Book Review: The Blood Gospel by: James Rollins and Rebecca Cantrell

Rating: 3/5

Publisher: William Morrow

Publish Date: January 8, 2013

Origins: From Publisher for Review

Format: Hardcover

Order From:  Amazon / Barnes & Noble

Synopsis: An earthquake in Masada, Israel, kills hundreds and reveals a tomb buried in the heart of the mountain. A trio of investigators—Sergeant Jordan Stone, a military forensic expert; Father Rhun Korza, a Vatican priest; and Dr. Erin Granger, a brilliant but disillusioned archaeologist—are sent to explore the macabre discovery, a subterranean temple holding the crucified body of a mummified girl.

But a brutal attack at the site sets the three on the run, thrusting them into a race to recover what was once preserved in the tomb’s sarcophagus: a book rumored to have been written by Christ’s own hand, a tome that is said to hold the secrets to His divinity. But the enemy who hounds them is like not other, a force of ancient evil directed by a leader of impossible ambitions and incalculable cunning.

From crumbling tombs to splendorous churches, Erin and her two companions must confront a past that traces back thousands of years, to a time when ungodly beasts hunted the dark spaces of the world, to a moment in history when Christ made a miraculous offer, a pact of salvation for those who were damned for eternity.

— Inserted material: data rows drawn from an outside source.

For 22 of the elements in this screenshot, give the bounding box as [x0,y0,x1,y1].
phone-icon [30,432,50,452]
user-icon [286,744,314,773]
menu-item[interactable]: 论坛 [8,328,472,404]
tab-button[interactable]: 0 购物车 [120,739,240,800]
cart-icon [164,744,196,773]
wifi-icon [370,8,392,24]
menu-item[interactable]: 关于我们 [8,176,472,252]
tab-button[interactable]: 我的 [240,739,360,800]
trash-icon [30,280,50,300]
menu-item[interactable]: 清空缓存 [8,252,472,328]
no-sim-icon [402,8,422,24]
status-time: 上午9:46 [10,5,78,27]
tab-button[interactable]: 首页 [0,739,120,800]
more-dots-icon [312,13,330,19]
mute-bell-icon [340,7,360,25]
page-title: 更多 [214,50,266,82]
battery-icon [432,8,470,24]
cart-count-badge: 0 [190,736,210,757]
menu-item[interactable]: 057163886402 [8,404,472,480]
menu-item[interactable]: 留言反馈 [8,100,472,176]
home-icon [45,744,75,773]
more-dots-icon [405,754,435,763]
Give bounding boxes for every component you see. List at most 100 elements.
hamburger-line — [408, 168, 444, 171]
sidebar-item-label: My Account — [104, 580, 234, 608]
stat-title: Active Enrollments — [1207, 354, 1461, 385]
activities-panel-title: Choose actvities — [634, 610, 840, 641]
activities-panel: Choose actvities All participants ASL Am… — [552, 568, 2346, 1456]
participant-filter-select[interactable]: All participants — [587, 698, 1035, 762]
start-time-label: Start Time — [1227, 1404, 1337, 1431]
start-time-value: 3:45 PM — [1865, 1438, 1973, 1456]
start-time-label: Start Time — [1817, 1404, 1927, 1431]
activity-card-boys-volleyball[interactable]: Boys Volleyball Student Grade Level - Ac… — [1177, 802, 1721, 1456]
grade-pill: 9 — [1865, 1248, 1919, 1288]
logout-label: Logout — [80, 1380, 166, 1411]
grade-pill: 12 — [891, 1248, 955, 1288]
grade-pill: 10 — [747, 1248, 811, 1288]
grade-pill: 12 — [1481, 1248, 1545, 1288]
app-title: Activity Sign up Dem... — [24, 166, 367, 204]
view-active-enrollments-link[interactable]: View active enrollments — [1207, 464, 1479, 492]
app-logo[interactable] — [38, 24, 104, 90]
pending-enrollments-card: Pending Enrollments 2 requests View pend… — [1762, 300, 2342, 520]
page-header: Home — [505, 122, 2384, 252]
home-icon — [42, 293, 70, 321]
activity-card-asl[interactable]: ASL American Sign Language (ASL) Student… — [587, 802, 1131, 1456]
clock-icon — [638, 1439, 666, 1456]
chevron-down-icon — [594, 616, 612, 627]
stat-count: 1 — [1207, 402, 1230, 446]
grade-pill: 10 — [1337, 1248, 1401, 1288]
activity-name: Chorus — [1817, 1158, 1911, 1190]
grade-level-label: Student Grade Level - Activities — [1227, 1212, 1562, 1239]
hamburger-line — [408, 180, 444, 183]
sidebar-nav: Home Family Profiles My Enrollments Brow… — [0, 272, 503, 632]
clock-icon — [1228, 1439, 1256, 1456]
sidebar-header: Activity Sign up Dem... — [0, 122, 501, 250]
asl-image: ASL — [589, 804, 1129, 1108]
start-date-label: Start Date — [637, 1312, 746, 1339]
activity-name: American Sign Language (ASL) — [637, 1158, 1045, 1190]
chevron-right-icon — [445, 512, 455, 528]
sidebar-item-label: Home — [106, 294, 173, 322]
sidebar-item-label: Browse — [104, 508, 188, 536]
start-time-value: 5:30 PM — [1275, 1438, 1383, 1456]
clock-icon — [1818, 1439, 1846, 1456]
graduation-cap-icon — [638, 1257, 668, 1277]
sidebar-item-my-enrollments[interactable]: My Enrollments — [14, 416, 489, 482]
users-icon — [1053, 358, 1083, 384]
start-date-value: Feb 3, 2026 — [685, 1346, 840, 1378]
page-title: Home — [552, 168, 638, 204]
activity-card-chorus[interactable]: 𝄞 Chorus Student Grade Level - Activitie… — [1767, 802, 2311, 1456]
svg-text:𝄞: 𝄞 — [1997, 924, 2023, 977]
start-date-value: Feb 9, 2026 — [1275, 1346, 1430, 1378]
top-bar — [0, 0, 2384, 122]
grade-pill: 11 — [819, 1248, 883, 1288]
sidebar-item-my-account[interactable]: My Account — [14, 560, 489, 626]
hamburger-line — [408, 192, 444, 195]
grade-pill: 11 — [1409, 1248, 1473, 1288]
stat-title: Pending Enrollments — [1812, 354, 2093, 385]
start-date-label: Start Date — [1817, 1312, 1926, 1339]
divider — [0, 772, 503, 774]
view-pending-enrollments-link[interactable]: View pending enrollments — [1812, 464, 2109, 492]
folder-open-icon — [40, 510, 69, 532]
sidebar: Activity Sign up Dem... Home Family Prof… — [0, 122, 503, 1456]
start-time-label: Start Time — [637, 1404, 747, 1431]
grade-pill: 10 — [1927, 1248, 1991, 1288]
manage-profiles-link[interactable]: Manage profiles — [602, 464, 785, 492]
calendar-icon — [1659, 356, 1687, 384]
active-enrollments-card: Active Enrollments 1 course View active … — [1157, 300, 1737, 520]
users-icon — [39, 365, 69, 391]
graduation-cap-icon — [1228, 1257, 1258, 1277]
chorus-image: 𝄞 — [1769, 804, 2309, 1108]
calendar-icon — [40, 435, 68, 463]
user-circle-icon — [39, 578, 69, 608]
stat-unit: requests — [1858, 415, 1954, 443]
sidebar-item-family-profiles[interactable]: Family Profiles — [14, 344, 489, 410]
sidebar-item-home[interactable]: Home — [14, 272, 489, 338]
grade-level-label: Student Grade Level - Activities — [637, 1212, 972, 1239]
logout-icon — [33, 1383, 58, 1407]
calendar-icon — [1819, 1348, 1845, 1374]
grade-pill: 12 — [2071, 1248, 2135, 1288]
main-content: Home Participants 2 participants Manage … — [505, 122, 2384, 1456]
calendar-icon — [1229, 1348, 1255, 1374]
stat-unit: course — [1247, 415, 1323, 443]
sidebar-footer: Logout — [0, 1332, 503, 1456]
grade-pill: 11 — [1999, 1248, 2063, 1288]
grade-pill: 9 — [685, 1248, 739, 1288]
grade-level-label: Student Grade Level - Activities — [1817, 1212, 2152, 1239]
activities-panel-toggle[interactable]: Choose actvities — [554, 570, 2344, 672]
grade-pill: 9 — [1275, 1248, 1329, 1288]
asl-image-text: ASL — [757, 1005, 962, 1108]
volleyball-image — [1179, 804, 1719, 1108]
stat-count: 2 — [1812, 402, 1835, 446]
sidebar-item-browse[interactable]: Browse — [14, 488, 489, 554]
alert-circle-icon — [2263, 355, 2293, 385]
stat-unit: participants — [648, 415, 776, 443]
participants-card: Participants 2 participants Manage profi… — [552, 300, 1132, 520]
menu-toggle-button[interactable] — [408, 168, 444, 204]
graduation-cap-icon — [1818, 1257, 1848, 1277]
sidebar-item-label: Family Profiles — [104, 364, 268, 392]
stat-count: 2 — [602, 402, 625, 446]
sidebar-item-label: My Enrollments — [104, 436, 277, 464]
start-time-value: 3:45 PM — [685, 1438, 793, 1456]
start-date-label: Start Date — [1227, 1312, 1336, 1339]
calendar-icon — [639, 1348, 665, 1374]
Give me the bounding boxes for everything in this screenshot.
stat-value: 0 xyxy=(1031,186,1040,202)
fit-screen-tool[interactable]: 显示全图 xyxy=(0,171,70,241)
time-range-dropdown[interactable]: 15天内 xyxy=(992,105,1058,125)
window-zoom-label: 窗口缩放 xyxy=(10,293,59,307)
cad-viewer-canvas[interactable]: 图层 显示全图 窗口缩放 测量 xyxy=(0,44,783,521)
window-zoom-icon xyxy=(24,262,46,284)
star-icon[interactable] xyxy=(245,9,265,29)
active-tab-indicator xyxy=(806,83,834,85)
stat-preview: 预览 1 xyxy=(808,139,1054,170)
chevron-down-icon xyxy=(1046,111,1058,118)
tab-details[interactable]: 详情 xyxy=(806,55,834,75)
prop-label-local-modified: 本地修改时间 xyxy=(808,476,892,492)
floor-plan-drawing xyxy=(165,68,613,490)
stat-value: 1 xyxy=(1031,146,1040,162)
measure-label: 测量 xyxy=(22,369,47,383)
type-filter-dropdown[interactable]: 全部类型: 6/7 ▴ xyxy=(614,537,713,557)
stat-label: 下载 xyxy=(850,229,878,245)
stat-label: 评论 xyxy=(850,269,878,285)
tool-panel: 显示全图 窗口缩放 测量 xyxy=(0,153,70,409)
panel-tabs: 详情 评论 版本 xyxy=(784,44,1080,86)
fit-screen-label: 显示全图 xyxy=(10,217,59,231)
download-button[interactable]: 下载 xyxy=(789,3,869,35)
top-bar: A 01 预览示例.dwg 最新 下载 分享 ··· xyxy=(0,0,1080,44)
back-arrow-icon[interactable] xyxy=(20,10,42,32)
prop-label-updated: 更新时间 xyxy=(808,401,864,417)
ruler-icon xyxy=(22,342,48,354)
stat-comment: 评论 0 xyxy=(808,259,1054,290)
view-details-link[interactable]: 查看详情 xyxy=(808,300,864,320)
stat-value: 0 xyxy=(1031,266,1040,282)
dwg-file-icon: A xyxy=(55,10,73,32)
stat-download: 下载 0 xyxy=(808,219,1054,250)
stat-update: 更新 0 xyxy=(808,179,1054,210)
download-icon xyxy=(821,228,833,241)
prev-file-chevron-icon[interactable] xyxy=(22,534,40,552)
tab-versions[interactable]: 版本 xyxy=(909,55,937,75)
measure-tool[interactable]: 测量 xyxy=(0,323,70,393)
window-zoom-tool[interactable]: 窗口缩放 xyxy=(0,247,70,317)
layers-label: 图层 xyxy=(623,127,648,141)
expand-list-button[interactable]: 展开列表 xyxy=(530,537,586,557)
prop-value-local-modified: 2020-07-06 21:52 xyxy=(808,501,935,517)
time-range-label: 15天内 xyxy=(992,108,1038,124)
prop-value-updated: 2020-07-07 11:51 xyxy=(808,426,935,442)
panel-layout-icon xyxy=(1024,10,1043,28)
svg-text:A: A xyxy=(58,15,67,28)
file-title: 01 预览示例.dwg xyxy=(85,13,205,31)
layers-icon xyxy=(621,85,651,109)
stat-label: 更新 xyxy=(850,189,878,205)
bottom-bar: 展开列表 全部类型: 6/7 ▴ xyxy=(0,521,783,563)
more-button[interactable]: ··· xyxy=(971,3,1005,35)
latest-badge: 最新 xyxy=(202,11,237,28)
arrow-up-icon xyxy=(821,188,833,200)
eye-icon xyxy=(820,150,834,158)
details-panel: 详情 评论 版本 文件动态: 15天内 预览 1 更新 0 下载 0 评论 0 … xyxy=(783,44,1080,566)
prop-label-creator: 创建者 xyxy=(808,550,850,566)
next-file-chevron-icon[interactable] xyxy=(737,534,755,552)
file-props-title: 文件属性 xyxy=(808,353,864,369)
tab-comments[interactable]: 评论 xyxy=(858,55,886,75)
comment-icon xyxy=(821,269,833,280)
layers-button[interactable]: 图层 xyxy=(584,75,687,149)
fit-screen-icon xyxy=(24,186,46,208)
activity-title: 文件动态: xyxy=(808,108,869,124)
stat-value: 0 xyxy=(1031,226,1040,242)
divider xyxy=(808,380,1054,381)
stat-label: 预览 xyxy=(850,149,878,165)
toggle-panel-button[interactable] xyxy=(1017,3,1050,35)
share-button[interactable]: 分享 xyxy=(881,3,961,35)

Here is a novel that is explosive in its revelation of a secret history. Why do Catholic priests wear pectoral crosses? Why are they sworn to celibacy? Why do the monks hide their countenances under hoods? And why does Catholicism insist that the consecration of wine during Mass results in its transformation to Christ’s own blood? The answers to all go back to a secret sect within the Vatican, one whispered as rumor but whose very existence was painted for all to see by Rembrandt himself, a shadowy order known simply as the Sanguines.

In the end, be warned: some books should never be found, never opened—until now.

Review: The authors of ‘The Blood Gospel’ ask you to suspend disbelief, as you would for any other form of entertainment, while reading this fantastical tale. Three people, a priest, an archeologist, and a solider get caught in a race against time and unknown enemies to find a book – none other than The Blood Gospel, purported to be written in Christ’s own hand. Now here comes the truly fantastic part – vampires. There are two factions of vampire; the Sanguine and the Strigoi. The Sanguines are a part of the Catholic Church; priests who are vampires yet do not drink human blood. The Strigoi, according to the Sanguines, are no more than animals. Killing indiscriminately and very disorganized. Yet someone is fighting the Sanguines’ every move to find the book, someone who knows the very inner workings of their order…

Vampires, the Catholic Church, Israel, the Nazis, Rasputin, and a Gospel written by Christ himself…these are all featured in ‘The Blood Gospel’. I do like Mr. Rollins’ “Sigma Force” novels, but I haven’t read anything by Ms. Cantrell before. I was intrigued by the premise of this story, but I wish the characters were a little more developed. Erin had issues with the Church, Father Rhun was deeply conflicted about his own nature, and Stone had survivor’s guilt. These three were supposedly a prophesied triumvirate, but they didn’t seem to work well together because of the awkward love triangle. I actually liked Rasputin’s character better than any of the others. At least he knew himself and was brutally honest about it, even if he wasn’t so honest about his motives (but who would expect him to be – he’s the Mad Monk!). I might pick up the next book (yes, this is a series) just to see where the authors take us and I hope the characters come to life more and are a little less angsty. Overall, interesting revisionist history, okay characters, and decent action. 

Order of the Sanguines Series: City of Screams (novella), The Blood Gospel (1)


  1. I thought it had potential, but their lack of commitment to the big ideas ruined it for me. Several times they raised some interesting questions about faith and belief, only to get cold feet and abandon the questions.

    Having said that, I would definitely read a Rasputin centred tale.

    1. As would I. Thank you very much for your comment!